Therapeutics that modulate immune cell metabolism have achieved major success in cancer research. [[1], [2], [3], [4]] Notably, activating innate immune cells such as dendritic cells (DCs) and macrophages (Mɸs) requires the modulation of metabolic intermediates and metabolic pathways. [[5], [6], [7], [8], [9]] The accumulation of metabolic intermediates has the potential to regulate immune responses and could play a role in disease progression, such as inflammation caused by tumors.9 For example, cancer vaccines activate DCs and tumor-associated Mɸs (TAMs) by modulating their energy metabolism (e.g., glycolysis, glutaminolysis, Krebs cycle). [10] Immune cells' metabolic demands change along with changes in their activation status. [11,12] It has been observed that immune-cell metabolism adapts to match these demands, metabolically shifting through the increased expression of nutrient transporters and oxidative phosphorylation pathways. [13] For example, when activated DCs and Mɸs upregulate glucose and glutamine transporters, this enables downstream signaling and the production of pro-inflammatory proteins. [14,15]

Like activated immune cells, cancer cells also upregulate glucose and glutamine transporters for proliferation and survival.

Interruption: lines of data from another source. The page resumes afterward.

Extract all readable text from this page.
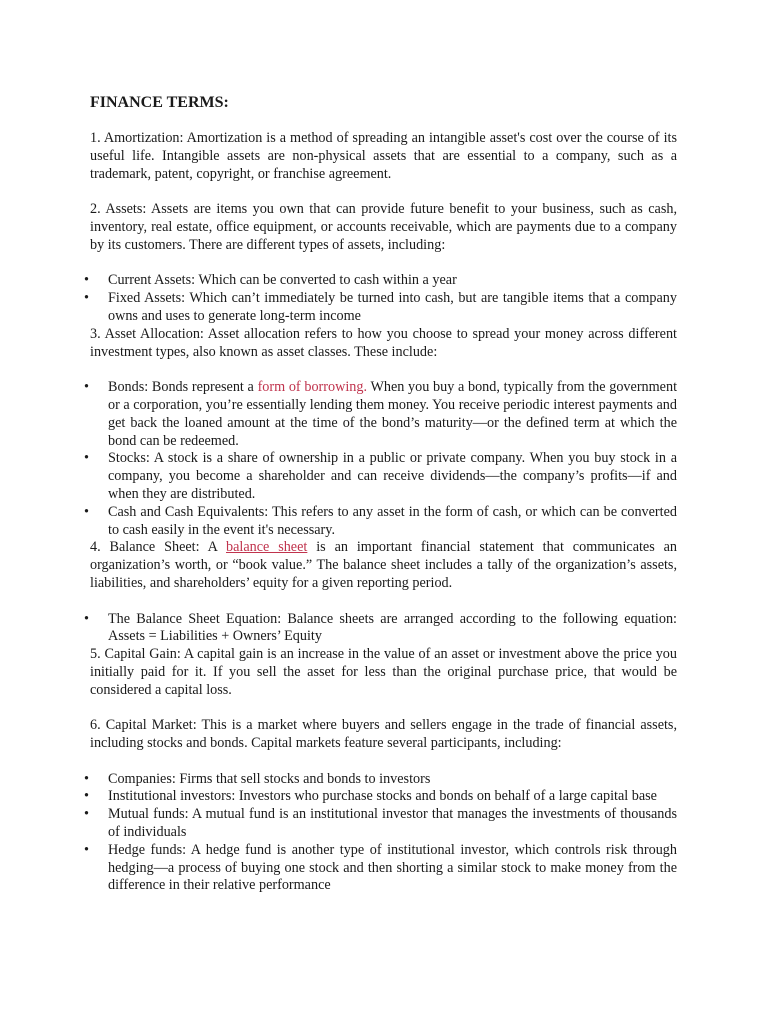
FINANCE TERMS:

1. Amortization: Amortization is a method of spreading an intangible asset's cost over the course of its useful life. Intangible assets are non-physical assets that are essential to a company, such as a trademark, patent, copyright, or franchise agreement.

2. Assets: Assets are items you own that can provide future benefit to your business, such as cash, inventory, real estate, office equipment, or accounts receivable, which are payments due to a company by its customers. There are different types of assets, including:

• Current Assets: Which can be converted to cash within a year
• Fixed Assets: Which can’t immediately be turned into cash, but are tangible items that a company owns and uses to generate long-term income

3. Asset Allocation: Asset allocation refers to how you choose to spread your money across different investment types, also known as asset classes. These include:

• Bonds: Bonds represent a form of borrowing. When you buy a bond, typically from the government or a corporation, you’re essentially lending them money. You receive periodic interest payments and get back the loaned amount at the time of the bond’s maturity—or the defined term at which the bond can be redeemed.
• Stocks: A stock is a share of ownership in a public or private company. When you buy stock in a company, you become a shareholder and can receive dividends—the company’s profits—if and when they are distributed.
• Cash and Cash Equivalents: This refers to any asset in the form of cash, or which can be converted to cash easily in the event it's necessary.

4. Balance Sheet: A balance sheet is an important financial statement that communicates an organization’s worth, or “book value.” The balance sheet includes a tally of the organization’s assets, liabilities, and shareholders’ equity for a given reporting period.

• The Balance Sheet Equation: Balance sheets are arranged according to the following equation: Assets = Liabilities + Owners’ Equity

5. Capital Gain: A capital gain is an increase in the value of an asset or investment above the price you initially paid for it. If you sell the asset for less than the original purchase price, that would be considered a capital loss.

6. Capital Market: This is a market where buyers and sellers engage in the trade of financial assets, including stocks and bonds. Capital markets feature several participants, including:

• Companies: Firms that sell stocks and bonds to investors
• Institutional investors: Investors who purchase stocks and bonds on behalf of a large capital base
• Mutual funds: A mutual fund is an institutional investor that manages the investments of thousands of individuals
• Hedge funds: A hedge fund is another type of institutional investor, which controls risk through hedging—a process of buying one stock and then shorting a similar stock to make money from the difference in their relative performance
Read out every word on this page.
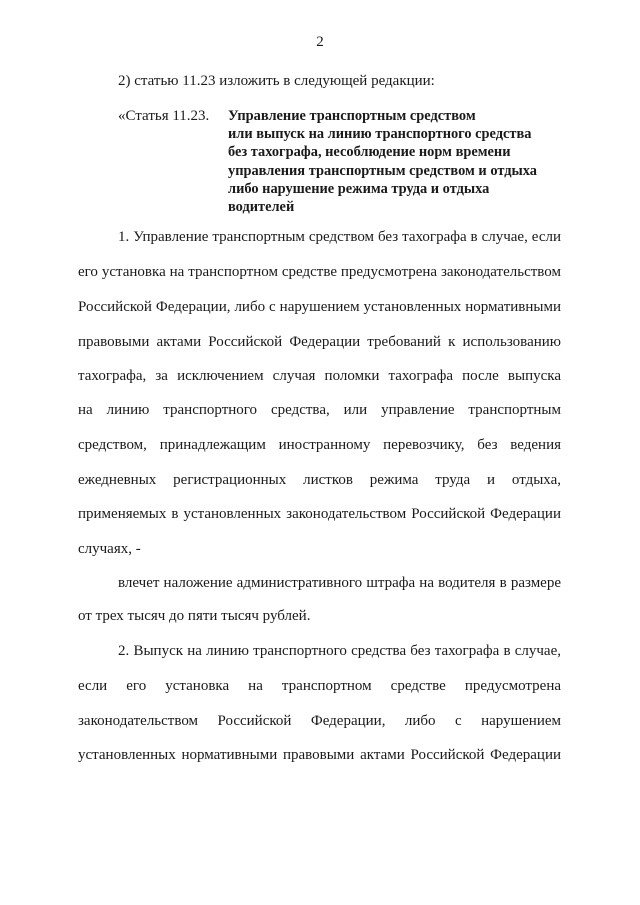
2
2) статью 11.23 изложить в следующей редакции:
«Статья 11.23. Управление транспортным средством
или выпуск на линию транспортного средства
без тахографа, несоблюдение норм времени
управления транспортным средством и отдыха
либо нарушение режима труда и отдыха
водителей
1. Управление транспортным средством без тахографа в случае, если
его установка на транспортном средстве предусмотрена законодательством
Российской Федерации, либо с нарушением установленных нормативными
правовыми актами Российской Федерации требований к использованию
тахографа, за исключением случая поломки тахографа после выпуска
на линию транспортного средства, или управление транспортным
средством, принадлежащим иностранному перевозчику, без ведения
ежедневных регистрационных листков режима труда и отдыха,
применяемых в установленных законодательством Российской Федерации
случаях, -
влечет наложение административного штрафа на водителя в размере
от трех тысяч до пяти тысяч рублей.
2. Выпуск на линию транспортного средства без тахографа в случае,
если его установка на транспортном средстве предусмотрена
законодательством Российской Федерации, либо с нарушением
установленных нормативными правовыми актами Российской Федерации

In fact, hyperactivation of cancer-cell metabolism is a direct result of the modulation of intracellular signaling pathways that are disrupted by mutated oncogenes and tumor-suppressor genes. [16] Cancer cells preferentially uptake and convert glucose into lactate even in the presence of sufficient oxygen, known as the Warburg effect. [17,18] Recent studies observed that glutamine is an essential bioenergetic and anabolic substrate for many cancer cell types. [16] Cancer cells exhibiting aerobic glycolysis rely on glutamine as well as glucose as the carbon source. [19,20] Glutamine is used to provide intermediates of the Krebs cycle to feed biosynthetic pathways as precursors. [21] Therefore, cancer cells are dependent on glutamine for survival and proliferation. [22,23] Cancer cells have accelerated energy metabolism, which has been exploited as a target for various therapeutic studies. [24,25] In clinical trials, blocking the glutaminase pathway has been used to treat melanoma, squamous cell carcinoma, and other solid tumors. [[26], [27], [28], [29]]

Glutaminolysis feeds into the Krebs cycle and generates metabolites such as succinate. [5] Succinate is associated with an inflammatory response in innate immune cells. [30,31] Also, succinate is synthesized within the mitochondria and converted to fumarate in the TCA cycle. [32] The succinate receptor SUCNR1 is present on the cell surface and expressed in myeloid cells such as DCs and Mɸs. [32,33] Recent studies suggest that, when succinate accumulation activates SUCNR1, it increases inflammatory cytokine production in both human and mouse DCs. [33] Moreover, succinate accumulation results in increased IL-1β secretion, an effect that was lost in SUCNR1-deficient mice. [34,35] Succinate's inflammatory effect can thus be used to effectively modulate immune-cell metabolism and generate pro-inflammatory immunotherapy. [36] Phagocytes (DCs and Mɸs) can sample foreign material like synthetic particles. [37,38] Therefore, particles that are able to deliver metabolites such as succinate to these phagocytic cells may be able to modulate immune-cell metabolism. [38,39]

This study describes an immunometabolism strategy based on the sustained release of succinate from biomaterials, which incorporate succinate in the polymer's backbone (Fig. 1a). These succinate-based polymers allow phagocytes to perform their metabolic function in the presence of chemotherapeutics. Sustained release of succinate not only modulates the metabolism of innate immune cells but also induces a pro-inflammatory phenotype in these cells, resulting in effective cancer immunotherapy. This vaccine formulation was tested in young melanoma mouse model.